On 12 May 113 AD, Rome unveiled a column. Thirty metres of carved marble, spiralling upward through 155 scenes and roughly 2,500 individual figures, depicting in continuous narrative the Roman conquest of Dacia: river crossings, siege works, pitched battles, diplomacy, and finally the moment when Decebalus, king of Dacia, pressed his own sword to his throat rather than be paraded through the streets of Rome. The column still stands in what is now the centre of that city. Nineteen centuries of rain have softened the detail, but the structure is intact. This makes it one of the most durable pieces of political messaging ever produced, and by some distance the most detailed visual record we have of the Roman army at work.
The wars it commemorates were fought in two rounds. Trajan crossed the Danube in May 101 using a pontoon bridge designed by his engineer Apollodorus of Damascus - the same man who later designed the column - and won a hard battle at Tapae, near modern Caransebeş in Romania. Decebalus sued for peace. The terms required him to return Roman engineers, surrender captured equipment, hand over deserters, and keep his hands off the neighbouring tribes. He complied for a few years, then resumed arming himself and raiding across the river. Trajan launched the second campaign in 105, this time over a permanent stone bridge at Drobeta that stretched more than a kilometre across the Danube. Roman legions worked north, reducing Dacian mountain fortresses one by one. When Sarmizegetusa - the Dacian capital - fell in 106, its water pipes had been cut by a Dacian traitor working for the Romans. Decebalus fled. The cavalry caught up with him. He chose the sword.

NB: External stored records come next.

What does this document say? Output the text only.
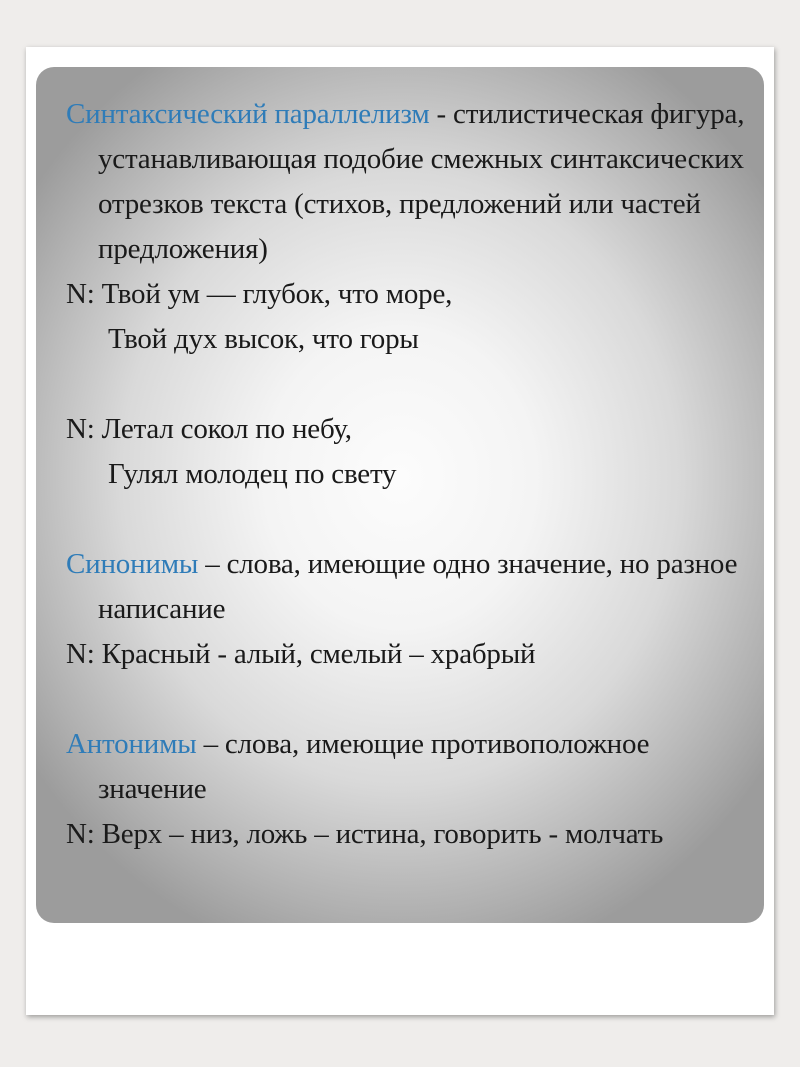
Синтаксический параллелизм - стилистическая фигура, устанавливающая подобие смежных синтаксических отрезков текста (стихов, предложений или частей предложения)

N: Твой ум — глубок, что море,

Твой дух высок, что горы

N: Летал сокол по небу,

Гулял молодец по свету

Синонимы – слова, имеющие одно значение, но разное написание

N: Красный - алый, смелый – храбрый

Антонимы – слова, имеющие противоположное значение

N: Верх – низ, ложь – истина, говорить - молчать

What followed the victory was less military campaign than audited robbery. A confidant of Decebalus named Bicilis led Roman forces to the place where the king had diverted the river Sargetia and hidden his treasury in the riverbed. Modern estimates put the haul at around 165,000 kilograms of gold and 330,000 kilograms of silver. The new province of Dacia, with its rich gold and silver mines now under Roman administration, was later calculated to contribute something in the order of 700 million denarii annually to the imperial economy. Trajan announced 123 days of public celebrations in Rome. The games that followed involved 10,000 gladiators and 11,000 animals. He could afford it.
The column itself was dedicated before the Parthian campaign of 113-117, which would push the empire to its furthest territorial extent. But the Dacian wars were the financial engine of everything that came after: the Forum of Trajan, the largest ever built in Rome; the Via Traiana running south to Brindisi; a welfare programme - the alimenta - providing food support for poor children across Italy, funded through mortgage agreements on agricultural land. All of this flows, directly or indirectly, from the Dacian mines. The column stands inside the forum it helped pay for.
What makes it genuinely irreplaceable as a historical document is the specificity. Earlier Roman monuments tell you Rome won; Trajan’s Column tells you how. You can read off the structure of a Roman marching camp from the carved panels. You can see legionaries building fortifications, setting fires to Dacian villages, operating artillery, swimming rivers, negotiating with allies, and preparing field surgery. Dacian warriors are shown with their distinctive curved swords, the falx, a weapon that Roman armourers apparently took seriously enough to redesign their helmets in response. The column is not a stylised allegory - it is a record, biased toward Roman competence as any official account would be, but a record.
Apollodorus designed it to function as a funerary monument as well as a triumph. Trajan’s ashes were placed in a golden urn at the base of the column after his death in 117 - the only emperor ever granted burial inside the city walls. The height of the column, at roughly thirty metres, is thought to be a direct reference to the depth of the hill that was excavated to create the forum. It marks, literally, how much rock the building programme displaced.
The column also arrives at the high-water mark of Roman territorial reach - a moment that would not be revisited. Trajan’s successor Hadrian inherited Mesopotamia and handed most of it back within a year, concluding what Trajan’s own generals had begun to suspect: that the final eastern campaigns had taken more than could be held. Dacia, at least, held. The province survived for a century and a half, developing a Latin-influenced culture robust enough that its descendants still speak a Romance language today. Romania - the name itself carries the lineage.
Standing on the column in the middle of what is now a busy roundabout in central Rome, the carvings are mostly illegible from ground level without binoculars. The Renaissance popes had a bronze statue of St Peter placed on top. The forum around it is mostly excavated ruin. None of that changes what the structure is: a thirty-metre stone newspaper, published in 113 AD, covering the war that paid for Rome’s last great generation of building. You could do worse for a primary source.